The acquisitions gave Cofco a large footprint in South America. Of 66 inland storage facilities with 2.7m tonnes of capacity, 22 silos are in Brazil, 14 are in Argentina and seven are in Paraguay and Uruguay, the company said.
Cofco still ranks behind its established competitors by volume, with the company estimating that its Brazilian corn and soyabean exports bought from farmers will total 8.2m tonnes this year, with another 4m-5m procured from other traders.
“We keep building,” said Mr Schaffer, who was previously ADM’s South America president.

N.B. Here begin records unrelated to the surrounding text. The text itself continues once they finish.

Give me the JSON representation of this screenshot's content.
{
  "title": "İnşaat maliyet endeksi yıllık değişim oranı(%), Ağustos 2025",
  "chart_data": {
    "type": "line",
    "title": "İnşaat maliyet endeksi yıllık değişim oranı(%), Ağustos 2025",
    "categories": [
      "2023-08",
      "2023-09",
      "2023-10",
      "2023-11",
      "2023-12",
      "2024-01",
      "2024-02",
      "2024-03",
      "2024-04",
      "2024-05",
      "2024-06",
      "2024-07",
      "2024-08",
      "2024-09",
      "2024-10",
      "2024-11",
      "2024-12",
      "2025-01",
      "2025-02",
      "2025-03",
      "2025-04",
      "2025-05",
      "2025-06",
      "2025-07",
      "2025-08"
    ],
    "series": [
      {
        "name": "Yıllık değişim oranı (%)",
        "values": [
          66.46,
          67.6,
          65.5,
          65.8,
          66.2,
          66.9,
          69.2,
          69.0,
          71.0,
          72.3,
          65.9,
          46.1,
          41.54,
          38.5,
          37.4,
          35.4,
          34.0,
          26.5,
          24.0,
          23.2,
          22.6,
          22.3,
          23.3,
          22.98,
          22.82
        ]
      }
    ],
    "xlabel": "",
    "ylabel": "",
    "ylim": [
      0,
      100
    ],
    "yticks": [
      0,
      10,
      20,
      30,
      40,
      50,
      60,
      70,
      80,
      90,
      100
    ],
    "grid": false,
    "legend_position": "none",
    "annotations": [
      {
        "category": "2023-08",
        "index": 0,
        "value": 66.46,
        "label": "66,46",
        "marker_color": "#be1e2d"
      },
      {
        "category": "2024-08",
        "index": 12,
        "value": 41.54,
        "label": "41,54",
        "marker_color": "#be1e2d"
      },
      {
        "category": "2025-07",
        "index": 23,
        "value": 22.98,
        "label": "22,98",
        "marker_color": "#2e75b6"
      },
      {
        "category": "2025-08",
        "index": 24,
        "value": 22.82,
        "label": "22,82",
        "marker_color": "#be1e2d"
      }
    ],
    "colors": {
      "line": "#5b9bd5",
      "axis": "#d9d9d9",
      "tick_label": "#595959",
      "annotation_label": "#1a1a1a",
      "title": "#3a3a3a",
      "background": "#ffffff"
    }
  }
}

Cofco International does not exclusively supply China. It sells sugar, coffee and cotton, as well as grains and oilseeds, to markets in Europe, the Middle East, Africa and south-east Asia.
“We are pretty diversified in terms of destinations of our sales,” said Mr Schaffer. “Of course, the main flow is soyabeans into China. We like it and we respect it and we consider this as a big competitive advantage.”
The US-China trade war has unsettled crop prices, especially in soyabeans. Mr Schaffer said current market conditions required a “disciplined, vigilant attitude from trading management.”
“This is not related to fundamentals. This is not related to technical movements in prices. There is also a political component,” he said on a panel at the FT Commodities Americas Summit last week.